Melanie Collette
Melanie Collette is a CFACT Policy Analyst. She comes to CFACT with a background in environmental/energy policy work, especially in combatting offshore wind turbine groups and green organizations in their plans for northeast construction of wind farms up and down the Atlantic coast.
In COP30’s opening week in Belém, delegates keep repeating the same line: this is the ‘people-centered’ and ‘implementation’ COP. Brazil’s President Luiz Inácio Lula da Silva insists that “climate change is no longer a threat of the future; it is a tragedy of the present,” and urges “yet another defeat to denialism.”
Those lines sound compassionate, but once you read the declarations and watch the sessions, ‘people-centered’ and ‘truth’ serve as a cover for a shift toward international institutions and their allies, from whom ordinary people are expected to pay and obey.
The trillion-dollar cash machine
COP29 and COP30 produced the Baku to Belém Roadmap to 1.3T, a plan to scale climate finance to $1.3 trillion a year by 2035. The UNFCCC report frames this as expanding climate finance through grants and concessional instruments, routed through climate funds and development banks.
But the exact roadmap also pushes “innovative sources” of public revenue: new levies on fossil fuels, global taxes on financial transactions, and “ultra-high net worth individuals.” Once those pipelines are in place, voters will have little say over where the money goes or what conditions come with it.
Making industrial planning “irreversible”
On November 14, at COP30’s High-Level Event of the Global Initiative for Information Integrity on Climate Change, governments and UN agencies launched the Belém Declaration on Global Green Industrialization – a framework to recalibrate heavy industry, mining, and manufacturing around centrally coordinated decarbonization.

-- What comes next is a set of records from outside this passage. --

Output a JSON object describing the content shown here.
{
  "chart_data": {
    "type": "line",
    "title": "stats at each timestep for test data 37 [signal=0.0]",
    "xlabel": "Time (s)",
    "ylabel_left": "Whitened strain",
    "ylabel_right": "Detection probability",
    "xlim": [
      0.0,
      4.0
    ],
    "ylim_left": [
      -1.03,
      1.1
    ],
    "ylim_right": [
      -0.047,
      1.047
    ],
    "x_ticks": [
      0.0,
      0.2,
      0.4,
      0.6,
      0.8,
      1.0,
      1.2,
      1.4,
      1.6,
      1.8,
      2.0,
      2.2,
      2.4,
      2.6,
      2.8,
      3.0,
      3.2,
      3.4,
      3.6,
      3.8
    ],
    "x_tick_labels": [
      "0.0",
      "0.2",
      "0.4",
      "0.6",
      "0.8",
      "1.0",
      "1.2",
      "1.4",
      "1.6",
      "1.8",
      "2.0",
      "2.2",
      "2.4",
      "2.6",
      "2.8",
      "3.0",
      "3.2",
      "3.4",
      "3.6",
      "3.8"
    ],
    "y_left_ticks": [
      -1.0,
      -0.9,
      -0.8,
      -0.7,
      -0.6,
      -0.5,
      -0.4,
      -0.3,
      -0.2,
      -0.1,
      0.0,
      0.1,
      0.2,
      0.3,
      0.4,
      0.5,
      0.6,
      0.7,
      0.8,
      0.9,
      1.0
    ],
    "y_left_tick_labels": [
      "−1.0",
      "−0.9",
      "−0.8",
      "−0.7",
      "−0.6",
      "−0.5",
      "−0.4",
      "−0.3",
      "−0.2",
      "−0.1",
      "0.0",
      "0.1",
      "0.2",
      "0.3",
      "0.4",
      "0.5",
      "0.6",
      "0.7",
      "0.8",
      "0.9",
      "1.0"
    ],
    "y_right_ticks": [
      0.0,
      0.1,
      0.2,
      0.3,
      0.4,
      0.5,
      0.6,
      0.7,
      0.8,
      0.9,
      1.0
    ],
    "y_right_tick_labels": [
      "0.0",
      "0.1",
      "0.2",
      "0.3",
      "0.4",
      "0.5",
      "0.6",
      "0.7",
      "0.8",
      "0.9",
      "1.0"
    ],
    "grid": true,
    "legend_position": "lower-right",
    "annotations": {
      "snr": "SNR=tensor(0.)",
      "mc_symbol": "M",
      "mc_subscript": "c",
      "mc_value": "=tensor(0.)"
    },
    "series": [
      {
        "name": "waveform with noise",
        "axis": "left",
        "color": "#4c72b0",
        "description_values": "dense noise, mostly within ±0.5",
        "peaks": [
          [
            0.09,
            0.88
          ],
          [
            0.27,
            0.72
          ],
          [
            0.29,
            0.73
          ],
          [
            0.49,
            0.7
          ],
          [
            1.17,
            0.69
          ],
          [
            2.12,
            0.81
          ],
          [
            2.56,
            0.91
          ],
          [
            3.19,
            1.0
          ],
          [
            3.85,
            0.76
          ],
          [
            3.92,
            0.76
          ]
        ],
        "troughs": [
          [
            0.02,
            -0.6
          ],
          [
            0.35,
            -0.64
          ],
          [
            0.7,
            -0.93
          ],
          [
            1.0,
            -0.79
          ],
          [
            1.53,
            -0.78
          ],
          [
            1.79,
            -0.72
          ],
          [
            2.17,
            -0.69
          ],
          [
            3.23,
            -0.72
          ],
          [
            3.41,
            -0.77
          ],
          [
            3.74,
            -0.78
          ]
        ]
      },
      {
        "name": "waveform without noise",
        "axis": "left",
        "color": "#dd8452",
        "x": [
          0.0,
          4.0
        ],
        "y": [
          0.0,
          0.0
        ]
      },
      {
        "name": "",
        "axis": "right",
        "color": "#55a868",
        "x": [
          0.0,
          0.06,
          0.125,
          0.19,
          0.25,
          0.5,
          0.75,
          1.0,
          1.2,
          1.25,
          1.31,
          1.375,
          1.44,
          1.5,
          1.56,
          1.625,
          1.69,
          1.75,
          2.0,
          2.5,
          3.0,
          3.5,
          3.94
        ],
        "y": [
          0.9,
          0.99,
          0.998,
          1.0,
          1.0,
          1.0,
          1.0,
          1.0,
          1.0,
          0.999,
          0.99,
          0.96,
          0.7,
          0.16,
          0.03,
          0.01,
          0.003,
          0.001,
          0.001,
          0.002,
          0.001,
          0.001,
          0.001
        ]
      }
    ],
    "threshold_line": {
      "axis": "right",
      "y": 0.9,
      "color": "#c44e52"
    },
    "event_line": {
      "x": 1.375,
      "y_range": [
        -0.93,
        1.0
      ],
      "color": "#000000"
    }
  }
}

In a press release, Brazil’s vice president praises green industry for creating “future-oriented jobs,” and COP30 CEO Ana Toni goes further: “Green industrialization is now an irreversible agenda, and we need to work together to ensure that all countries advance in the best way possible.” No parliament ever voted to make industrial planning irreversible. Yet that is precisely the point: to lock in one model of industrial policy and make it costly for future governments to choose another path.
Turning health systems into climate instruments
On November 13, at COP30’s Health and Climate Ministerial Meeting, the World Health Organization released the Belém Health Action Plan, outlining the adaptation of the health sector to climate change. In WHO-linked commentary on the plan, partners praise it for establishing “adaptation of the health sector to climate change as an international priority” and for calling for “holistic, cross-sectoral strategies” with “community engagement and participation as foundational to implementation.”
That is bureaucratic language for telling health systems to treat climate objectives as a central organizing principle, not just a risk factor to manage. Once climate adaptation for health is elevated to a cross-sector “international priority,” you’re talking about deep, long-term influence over health governance, budgets, and infrastructure – well beyond the targeted resilience investments local communities might actually choose.
Policing “truth” about climate policy
On November 12, during COP30’s High-Level Event of the Global Initiative for Information Integrity on Climate Change at the Brazilian Pavilion, UNESCO and a group of governments launched the Declaration on Information Integrity on Climate Change. The declaration states that it is “concerned by the growing impact of disinformation, misinformation, [and] denialism” and warns that this poses a threat to “the global climate response and societal stability.” It calls on states to adopt legal frameworks and on digital platforms to modify their systems and algorithms to promote “healthy information environments” that align with the UNFCCC and the Paris Agreement.
After years of seeing Covid and election ‘misinformation’ rules turned on inconvenient – but ultimately vindicated – critics, it’s impossible to pretend this is anything but partisan. When the same cluster of activists and officials pushing new levies and mandates also claim the authority to decide what counts as ‘integrity’ and ‘truth,’ they’re not defending science. They’re building a shield around their agenda and putting dissent in the penalty box.
A better, genuinely people-centered alternative
A genuinely people-centered climate approach would begin with respect for national sovereignty and freedom of speech, rather than global tax schemes and algorithmic policing. It would allow countries to choose affordable, reliable energy that suits their circumstances, rather than enforcing one-size-fits-all timetables drafted in UN backrooms. It would focus on practical resilience – stronger grids, functioning water and sewer systems, drainage, seawalls, and early-warning networks – rather than endlessly elaborating new financial architectures.
And it would trust free people in free markets. Innovation, competition, and secure property rights have done more to lift people out of poverty and clean up the environment than any summit or conference. With days of negotiations still ahead, if COP30 in Belém is remembered as the ‘COP of truth,’ it should be because citizens saw the truth: behind the rainforest backdrop and people-friendly branding, this process is concentrating power far from the people it claims to serve.